Yeah, I watched this one for the Fill-In Filmography poster…
It’s a standard summer at a national park, but one thing is not so standard: there’s a killer grizzly bear roaming in the forest. It quickly dispatches two twentysomething girls, one while she was hiding in a cabin, rather easily, and that’s just for starters. Chief Ranger Michael Kelly (Christopher George) is on the case, and if only the park supervisor, Charley Kittridge (Joe Dorsey), would stay off Kelly’s case. Kittridge, in time honored tradition, not only refuses to shut down the park due to it being tourist season, but he actively blames Kelly for the rogue bear and invites amateur hunters in to kill the beast. Kelly, for his part, recruits all the various rangers as well as helicopter pilot Don Stober (Andrew Prine) and tough guy naturalist and bear expert Arthur Scott (tough guy actor Richard Jaeckel). These three, if they can get along, may need to move fast. The body count keeps rising, starting with a female park ranger who split off on her own to strip down to her underwear and rest under a waterfall, as one does when there is a killer bear on the loose.
However, Scott has some grim news: the bear they are hunting is a particularly aggressive grizzly, and it’s going in an ever-widening circle, killing everyone it seems to come across or at least outright avoiding traps set for it. The bear, it seems, is a very smart animal, and it may like to play with its food.
You know, I knew this was almost certainly something of a Spielberg rip-off, but I wasn’t expecting what kind. By that, I mean whoever wrote or selected the music for this episode did a strange job of it. The music playing over the opening credits sure does sound like it came from a Spielberg movie, but one of his more family-friendly and innocuous ones. The only time the opening theme for the movie got at all ominous was when it flashed the movie’s title. Otherwise, it was the sort of uplifting music I might expect on an E.T. rip off.

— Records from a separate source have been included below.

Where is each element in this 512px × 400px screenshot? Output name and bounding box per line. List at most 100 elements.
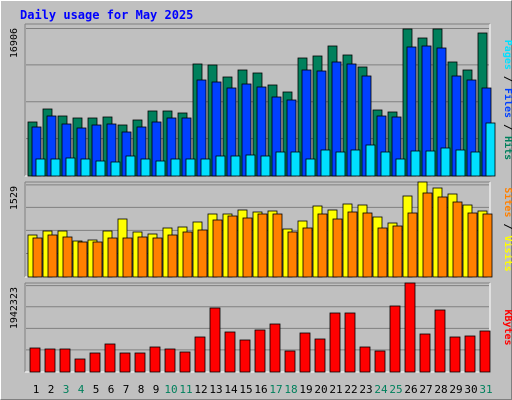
bar-sites — [197, 229, 208, 278]
bar-sites — [257, 213, 268, 278]
y-axis-max-label: 16906 — [9, 28, 20, 58]
x-tick-label: 11 — [179, 383, 192, 396]
bar-kbytes — [299, 332, 311, 373]
bar-kbytes — [59, 348, 71, 373]
bar-sites — [392, 225, 403, 278]
bar-sites — [212, 219, 223, 278]
bar-pages — [305, 158, 316, 177]
y-axis-max-label: 1942323 — [9, 287, 20, 329]
legend: Pages / Files / Hits — [502, 40, 512, 160]
x-tick-label: 28 — [434, 383, 447, 396]
x-tick-label: 19 — [299, 383, 312, 396]
bar-pages — [215, 155, 226, 177]
bar-sites — [47, 234, 58, 278]
bar-pages — [230, 155, 241, 177]
bar-pages — [365, 144, 376, 177]
x-tick-label: 20 — [314, 383, 327, 396]
bar-kbytes — [74, 358, 86, 373]
bar-kbytes — [404, 282, 416, 373]
bar-kbytes — [419, 333, 431, 373]
bar-kbytes — [449, 336, 461, 373]
legend-kbytes: KBytes — [502, 309, 512, 345]
bar-kbytes — [209, 307, 221, 373]
bar-pages — [290, 151, 301, 177]
x-tick-label: 25 — [389, 383, 402, 396]
x-tick-label: 14 — [224, 383, 238, 396]
bar-pages — [320, 149, 331, 177]
bar-pages — [380, 151, 391, 177]
bar-kbytes — [254, 329, 266, 373]
bar-pages — [245, 154, 256, 177]
bar-sites — [362, 212, 373, 278]
x-tick-label: 23 — [359, 383, 372, 396]
x-tick-label: 7 — [123, 383, 130, 396]
bar-sites — [287, 231, 298, 278]
bar-sites — [377, 227, 388, 278]
legend-separator: / — [502, 70, 512, 88]
bar-kbytes — [434, 309, 446, 373]
bar-sites — [317, 213, 328, 278]
bar-pages — [350, 149, 361, 177]
x-tick-label: 13 — [209, 383, 222, 396]
bar-pages — [200, 158, 211, 177]
bar-pages — [470, 151, 481, 177]
x-tick-label: 16 — [254, 383, 267, 396]
bar-kbytes — [89, 352, 101, 373]
bar-kbytes — [104, 343, 116, 373]
bar-pages — [170, 158, 181, 177]
bar-pages — [275, 151, 286, 177]
bar-kbytes — [29, 347, 41, 373]
y-axis-max-label: 1529 — [9, 186, 20, 210]
bar-pages — [410, 150, 421, 177]
bar-kbytes — [374, 350, 386, 373]
bar-pages — [455, 149, 466, 177]
bar-kbytes — [239, 339, 251, 373]
bar-kbytes — [164, 348, 176, 373]
bar-sites — [77, 241, 88, 278]
bar-kbytes — [149, 346, 161, 373]
bar-kbytes — [284, 350, 296, 373]
x-tick-label: 5 — [93, 383, 100, 396]
bar-sites — [32, 237, 43, 278]
x-tick-label: 27 — [419, 383, 432, 396]
bar-sites — [437, 196, 448, 278]
bar-sites — [152, 237, 163, 278]
x-tick-label: 1 — [33, 383, 40, 396]
legend-files: Files — [502, 88, 512, 118]
bar-kbytes — [224, 331, 236, 373]
bar-pages — [110, 161, 121, 177]
bar-kbytes — [119, 352, 131, 373]
x-tick-label: 3 — [63, 383, 70, 396]
x-tick-label: 21 — [329, 383, 342, 396]
legend-sites: Sites — [502, 187, 512, 217]
bar-sites — [272, 213, 283, 278]
bar-kbytes — [134, 352, 146, 373]
bar-sites — [137, 236, 148, 278]
bar-sites — [242, 217, 253, 278]
bar-sites — [167, 234, 178, 278]
bar-kbytes — [359, 346, 371, 373]
bar-pages — [155, 160, 166, 177]
bar-kbytes — [389, 305, 401, 373]
bar-sites — [107, 237, 118, 278]
x-tick-label: 31 — [479, 383, 492, 396]
x-tick-label: 30 — [464, 383, 477, 396]
legend-separator: / — [502, 118, 512, 136]
bar-sites — [182, 231, 193, 278]
bar-sites — [482, 213, 493, 278]
x-tick-label: 22 — [344, 383, 357, 396]
bar-pages — [65, 157, 76, 177]
bar-sites — [122, 237, 133, 278]
x-tick-label: 17 — [269, 383, 282, 396]
x-tick-label: 29 — [449, 383, 462, 396]
chart-title: Daily usage for May 2025 — [20, 8, 193, 22]
bar-kbytes — [464, 335, 476, 373]
x-tick-label: 12 — [194, 383, 207, 396]
x-tick-label: 24 — [374, 383, 388, 396]
bar-kbytes — [44, 348, 56, 373]
bar-kbytes — [179, 351, 191, 373]
bar-sites — [467, 212, 478, 278]
bar-pages — [395, 158, 406, 177]
x-tick-label: 18 — [284, 383, 297, 396]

If that seems like an odd thing to focus on, it’s because this movie is at times a bit confused. What happens with Kelly’s photographer girlfriend Allison (Joan McCall)? She just disappears at one point and that’s it. The bear is smarter than it probably should be, and it moves like a ninja despite being a 15 foot tall animal. Much like Jaws, the bear is kept off-screen as long as possible, with a real trained bear appearing in some shots, but never with any of the actors, and quite frankly, the actual bear, when it was on-screen, doesn’t quite sound all that threatening. Bottom line: Grizzy is a full bag of cliches and a story that basically little more than a Hollywood cash grab.